A step backward for open competition?

RBOC data relief gains support in Congress

by: VINCENT RYAN
Telephony Magazine 2/28/00

Election-minded politicians promoting "hands off the Net" policies and the Telecommunications Act of 1996 are on a collision course on the subject of high-speed data services.

Several congressional bills introduced last year would remove prohibitions on RBOC provisioning of interLATA data services, and at least one of them appears to be gaining support in Congress.

Competitive local exchange carriers (CLECs), meanwhile, are mustering forces to stop what they see as a setback in the fight to open local telephone monopolies to competition.

Most of these so-called data relief bills, some of which have been initiated by the RBOC lobbying efforts, argue that Internet access services are inherently interstate and international and therefore should not be regulated by the states. They also argue that the FCC’s regulatory policies are impeding the widespread availability of advanced telecommunications services by lumping data services in with long-distance voice services.

"The legislation gets rid of the artificial interLATA distinctions to recognize how people really use data services," said Ed Young, senior vice president and deputy general counsel for Bell Atlantic. Internet services are more equivalent to wireless, which are not regulated in terms of LATA boundaries, he said.

But those in opposition to data relief, including some members of Congress, believe that the passage of these bills would represent a drastic departure from the Telecom Act and would accomplish little in the way of speeding up deployment of broadband services such as DSL.

"We don’t need to change the law. In 1996 we passed all the broadband legislation we would ever need," said Colin Crowell, a telecommunications policy analyst for Rep. Edward Markey, D-Mass., referring to the Telecom Act. Markey is the ranking Democrat on the House subcommittee on telecommunications, trade and consumer protection.

Of the five bills introduced in 1999, the Internet Freedom and Broadband Deployment Act of 1999 (H.R. 2420) appears to have the largest groundswell of support. About 160 House members are backing the measure, which was introduced in July 1999 and sponsored by Rep. W.J. "Billy" Tauzin, R-La., and Rep. John D. Dingell, D-Mich. Two-hundred eighteen members constitute a House majority.

The bill would roll back portions of Section 251 of the Telecom Act, which governs interconnection agreements and unbundling requirements, and give RBOCs in-region long-distance data relief. H.R. 2420 would also prohibit the FCC from requiring incumbents to provide unbundled access to network elements used in the provisioning of high-speed data and prevent the FCC and the states from regulating resale rates for high-speed data services.

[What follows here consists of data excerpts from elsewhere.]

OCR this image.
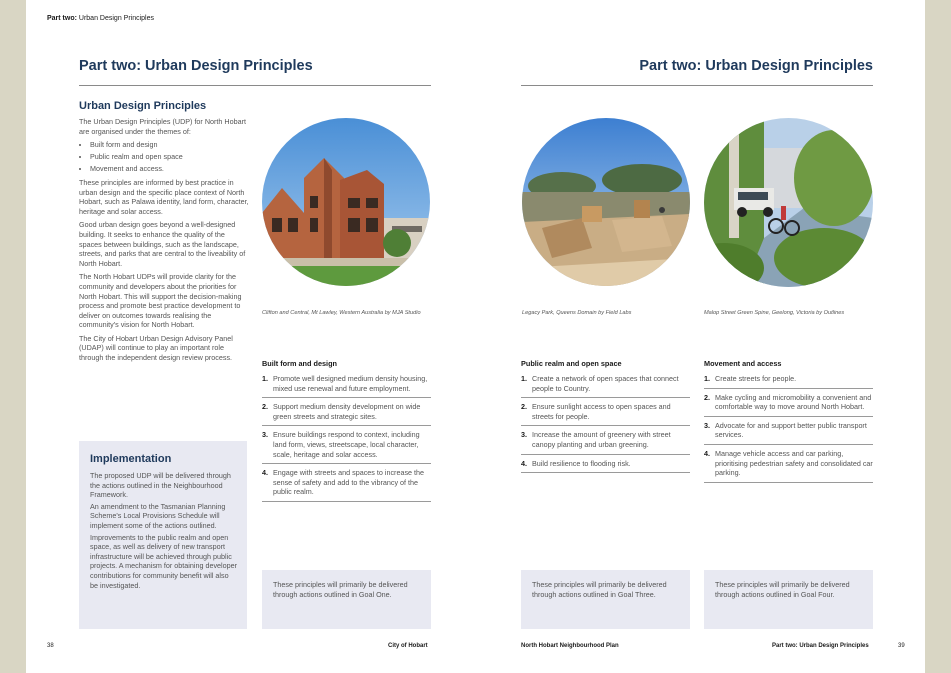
Part two: Urban Design Principles
Part two: Urban Design Principles
Urban Design Principles

The Urban Design Principles (UDP) for North Hobart are organised under the themes of:

• Built form and design
• Public realm and open space
• Movement and access.

These principles are informed by best practice in urban design and the specific place context of North Hobart, such as Palawa identity, land form, character, heritage and solar access.

Good urban design goes beyond a well-designed building. It seeks to enhance the quality of the spaces between buildings, such as the landscape, streets, and parks that are central to the liveability of North Hobart.

The North Hobart UDPs will provide clarity for the community and developers about the priorities for North Hobart. This will support the decision-making process and promote best practice development to deliver on outcomes towards realising the community's vision for North Hobart.

The City of Hobart Urban Design Advisory Panel (UDAP) will continue to play an important role through the independent design review process.

Implementation

The proposed UDP will be delivered through the actions outlined in the Neighbourhood Framework.

An amendment to the Tasmanian Planning Scheme's Local Provisions Schedule will implement some of the actions outlined.

Improvements to the public realm and open space, as well as delivery of new transport infrastructure will be achieved through public projects. A mechanism for obtaining developer contributions for community benefit will also be investigated.

Clifton and Central, Mt Lawley, Western Australia by MJA Studio
Built form and design
1. Promote well designed medium density housing, mixed use renewal and future employment.
2. Support medium density development on wide green streets and strategic sites.
3. Ensure buildings respond to context, including land form, views, streetscape, local character, scale, heritage and solar access.
4. Engage with streets and spaces to increase the sense of safety and add to the vibrancy of the public realm.
These principles will primarily be delivered through actions outlined in Goal One.
38	City of Hobart
Part two: Urban Design Principles
Legacy Park, Queens Domain by Field Labs	Malop Street Green Spine, Geelong, Victoria by Outlines
Public realm and open space
1. Create a network of open spaces that connect people to Country.
2. Ensure sunlight access to open spaces and streets for people.
3. Increase the amount of greenery with street canopy planting and urban greening.
4. Build resilience to flooding risk.
These principles will primarily be delivered through actions outlined in Goal Three.
Movement and access
1. Create streets for people.
2. Make cycling and micromobility a convenient and comfortable way to move around North Hobart.
3. Advocate for and support better public transport services.
4. Manage vehicle access and car parking, prioritising pedestrian safety and consolidated car parking.
These principles will primarily be delivered through actions outlined in Goal Four.
North Hobart Neighbourhood Plan	Part two: Urban Design Principles	39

Bell Atlantic and other RBOCs argue that the legislation would accelerate the rollout of broadband services to the disenfranchised; assure ISPs and CLECs more interconnection options, especially with regard to Internet backbones; and give consumers and businesses a greater choice of service providers.

The bill would put an end to the "secret peering arrangements" of major Internet backbone operators such as AT&T and MCI WorldCom/Sprint, which make it difficult for small ISPs in certain states to establish Internet access points, Young said. "We need stronger companies to preserve others’ options for interconnection."

But opponents are skeptical of the RBOCs’ arguments that frame the legislative intentions as altruistic. Paula Ford, senior counsel for the U.S. Senate Subcommittee on Communications, said that the Telecom Act has not been the cause of the slow rollout of DSL products by the RBOCs. Indeed, "we would argue that open competition is driving the deployment of broadband," she added.